Durchsichtige Geschäfte

UKE: Schaden in Millionenhöhe durch fingierte Handwerkerrechnungen. Zwei Mitarbeiter und ein Glasermeister vor Gericht  ■ Von Lisa Schönemann

Die sogenannte Glas-Mafia muß sich seit gestern vor dem Landgericht wegen Untreue, Bestechlichkeit und Urkundenfälschung verantworten. Ein cleverer Glasermeister und zwei Klinikbedienstete sollen dem Uniklinikum Eppen-dorf (UKE) jahrelang fingierte Rechnungen für angeblich ersetzte Fensterscheiben untergeschoben haben. Von 1983 bis 1991 sollen jährlich bis zu zwei Millionen Mark an den Glaser gegangen sein. Am Ende hatte sich der Glasbruch gigantischen Ausmaßes bis in die fensterlosen Räume des Krankenhauses ausgebreitet.

Die Idee des Scherben-Trios ließ sich offenbar jahrelang in Bare ummünzen. Ein 49 Jahre alter Amtsrat und ein 55jähriger Angestellter der technischen Abteilung vermittelten dem Glasermeister die Aufträge. Eines Tages habe der Amtsrat 1.000 Mark von ihm haben wollen, erinnerte sich der 62jährige Glaser nun vor Gericht. Er habe dem Herrn monatlich bis zu 5.000 Mark Schmiergeld gezahlt. „Was sollte ich machen?“, fragte er gestern hilflos. Sein mittlerweile geschlossener Betrieb sei zu 90 Prozent vom UKE abhängig gewesen.

Laut Anklage sollen der inzwischen suspendierte Amtsrat mindestens 64.000 und der entlassene Techniker 40.000 Mark eingesteckt haben – nicht gerechnet die Kosten für die Verschönerungen ihrer Eigenheime.
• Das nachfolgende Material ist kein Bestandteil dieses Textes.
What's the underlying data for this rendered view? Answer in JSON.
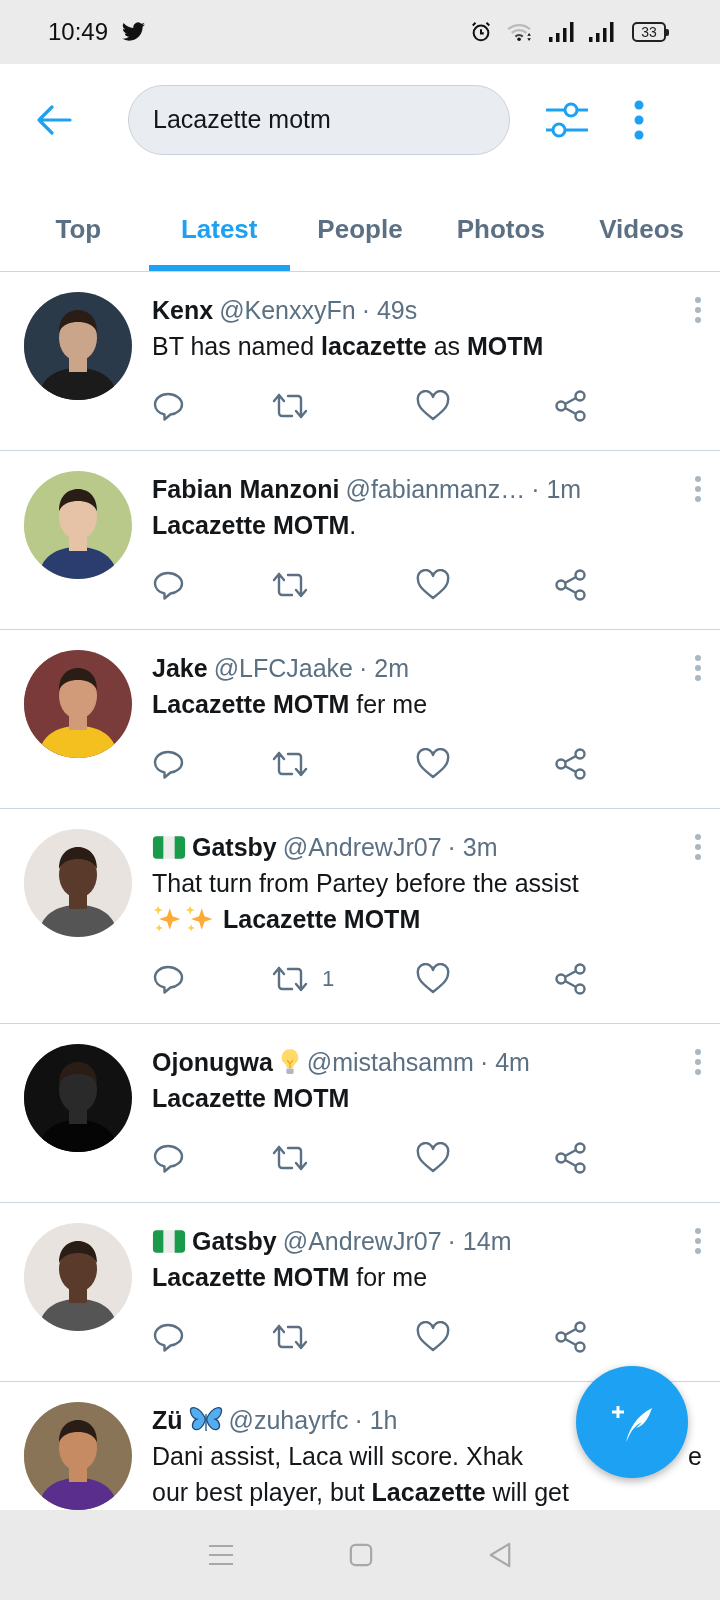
{
  "status_bar": {
    "time": "10:49",
    "battery": "33"
  },
  "search": {
    "value": "Lacazette motm"
  },
  "tabs": [
    {
      "label": "Top",
      "selected": false
    },
    {
      "label": "Latest",
      "selected": true
    },
    {
      "label": "People",
      "selected": false
    },
    {
      "label": "Photos",
      "selected": false
    },
    {
      "label": "Videos",
      "selected": false
    }
  ],
  "tweets": [
    {
      "name": "Kenx",
      "handle": "@KenxxyFn",
      "time": "· 49s",
      "more_menu": true,
      "body": [
        {
          "kind": "text",
          "text": "BT has named **lacazette** as **MOTM**"
        }
      ]
    },
    {
      "name": "Fabian Manzoni",
      "handle": "@fabianmanz…",
      "time": "· 1m",
      "more_menu": true,
      "body": [
        {
          "kind": "text",
          "text": "**Lacazette MOTM**."
        }
      ]
    },
    {
      "name": "Jake",
      "handle": "@LFCJaake",
      "time": "· 2m",
      "more_menu": true,
      "body": [
        {
          "kind": "text",
          "text": "**Lacazette MOTM** fer me"
        }
      ]
    },
    {
      "name": "Gatsby",
      "name_icon_before": {
        "kind": "flag"
      },
      "handle": "@AndrewJr07",
      "time": "· 3m",
      "more_menu": true,
      "body": [
        {
          "kind": "text",
          "text": "That turn from Partey before the assist"
        },
        {
          "kind": "break"
        },
        {
          "kind": "sparkles"
        },
        {
          "kind": "sparkles"
        },
        {
          "kind": "text",
          "text": " **Lacazette MOTM**"
        }
      ],
      "retweets": "1"
    },
    {
      "name": "Ojonugwa",
      "name_icon_after": {
        "kind": "bulb"
      },
      "handle": "@mistahsamm",
      "time": "· 4m",
      "more_menu": true,
      "body": [
        {
          "kind": "text",
          "text": "**Lacazette MOTM**"
        }
      ]
    },
    {
      "name": "Gatsby",
      "name_icon_before": {
        "kind": "flag"
      },
      "handle": "@AndrewJr07",
      "time": "· 14m",
      "more_menu": true,
      "body": [
        {
          "kind": "text",
          "text": "**Lacazette MOTM** for me"
        }
      ]
    },
    {
      "name": "Zü",
      "name_icon_after": {
        "kind": "butterfly"
      },
      "handle": "@zuhayrfc",
      "time": "· 1h",
      "more_menu": false,
      "body": [
        {
          "kind": "text",
          "text": "Dani assist, Laca will score. Xhak"
        },
        {
          "kind": "gap"
        },
        {
          "kind": "text",
          "text": "e"
        },
        {
          "kind": "break"
        },
        {
          "kind": "text",
          "text": "our best player, but **Lacazette** will get"
        }
      ]
    }
  ]
}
So soll der Glaser etwa im Garten eines Mitangeklagten ein Badehaus errichtet haben. Nach eigener Aussage bekam er dafür einen Blanko-Reparaturauftragsblock und marschierte auf der Suche nach Glasbruch durch die Klinik. Weil selten wirklich Thermopenfensterscheiben zu Bruch gingen, wurden die Aufträge fingiert.

Später soll der Rechnungshof verlangt haben, daß die Reparaturarbeiten von einer Krankenschwester quittiert werden. „Schwester Inge“ unterzeichnete der Glasermeister fortan in der entsprechenden Spalte, wenn angeblich zum x-ten Mal die Scheibe der Eingangstür der Psychiatrie ersetzt worden war. Hinterher will der 62jährige die Gewinne ordnungsgemäß versteuert haben. Der Betrug flog durch Zufall auf, als ein anderer UKE-Mitarbeiter seine gefälschte Unterschrift auf einem Auftragszettel entdeckte.

„Alles erstunken und erlogen“, protestierte der Amtsrat gestern vor Gericht. Er habe mit der Sache nichts zu tun. Auch der Dritte im Bunde, der Techniker, will niemals Bakschisch erhalten haben. Er habe den Glaser, der jetzt acht Millionen Mark Schadensersatz an die Hansestadt zahlen muß, stets für einen ehrenwerten Mann gehalten.

Der Ausgang des Verfahrens steht derzeit in den Sternen. Von den insgesamt 3.500 Vorwürfen gegen die drei Angeklagten sind 1.200 seit einer Entscheidung des Bundesgerichtshofs (BGH) von 1994 verjährt. Damals hat der BGH den sogenannten Fortsetzungszusammenhang abgeschafft. Die verbleibenden 2.300 Fälle mußten nun einzeln angeklagt werden. Auf Anraten der Kammer beschränkt sich der Prozeß jetzt auf 400 Punkte und ein Schadensvolumen von rund 500.000 Mark. Ein Kriminalbeamter hat akribisch hunderte von Fensterscheiben aufgelistet, die angeblich ersetzt wurden, aber noch den Stempel ihres Einbaus von 1980 tragen. Gelingt es den Richtern nicht, bis Mai zu einem Schuldspruch zu kommen, steht die Justiz vor einem Scherbenhaufen: Dann läuft die Verjährungsfrist für die zur Debatte stehenden Anklagepunkte ab.